In fact, disappointed with the steeply declining quality of Musil's Man without qualities in the second half, I downloaded on my cell phone Hemingway's Old Man and the Sea, a story drifting on the sea North of Havana, the old man being a Cuban fisherman. I liked it, though it had a faint flavour here and there of the average cliché price winning story. Then I continued with For Whom the Bell Tolls but had to abort at a sad incident ruining the book's promising start, after some 40 pages: our rebellious hero and Spanish warlord-in-spe meets a girl. But worse (for a story, that is), she is healthy, very beautiful, young, intelligent and unconditionally in love with him. That was the definitive end of my Hemingway-studies.
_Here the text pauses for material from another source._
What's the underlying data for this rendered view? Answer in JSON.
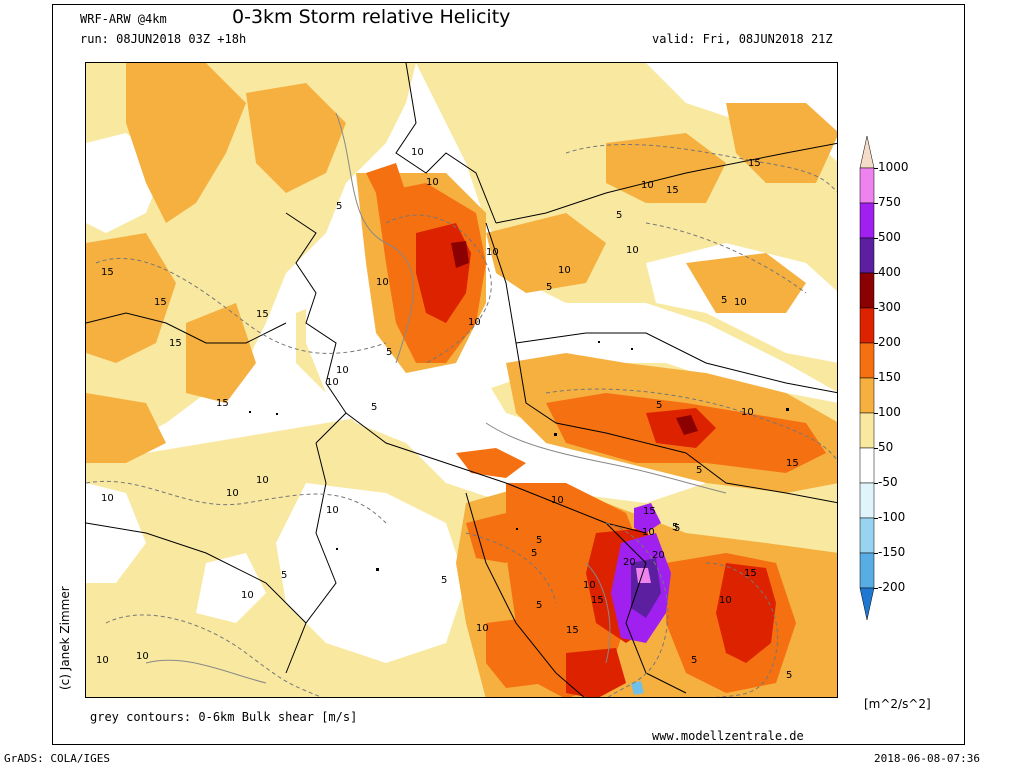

... only the Romeo y Julieta was not a fake ...

Every loyal reader will wonder why thus far I did not deal at all with cigars. Let me do so now. On the entire way from the airport until Caya Largo, the first five days or so, I did not see any single person smoking a cigar. Marina Hemingway had them on sale for just little below European prices. In my estimate, the shop's seller was not a cigar smoker. I had taken three Partagas Mille Fleurs full circle from Europe to Cuba, so after three days my stock was depleted. An official Cienfuegos hotel sold me three, all three very bad fakes, one even too bad to smoke at all, for little below what you pay for the real ones in Europe. Another bar had a damaged Cohiba for full price which was authentic. A Romeo y Julieta was not the one belonging to the tube it had been squeezed in, but was likely the proper make. I bought it. On Caya Largo I bought another three. All very bad fakes. Of one, the PUNCH, I doubted even whether the stuff inside the covering leaf was tobacco at all. It looked more like horse dung enhanced with straw. All the same sold not far under the price of a real PUNCH in Europe. Mind you: all sold in official, government supervised premises.


... Apolulu!!! This "Cohiba" turned out to be a ... Cohiba! ...


That was Roland's and mine's hot but very nice Caribian sailing trip. The second week we planned for Havana but this blog is now long enough so that will be told in a separate one.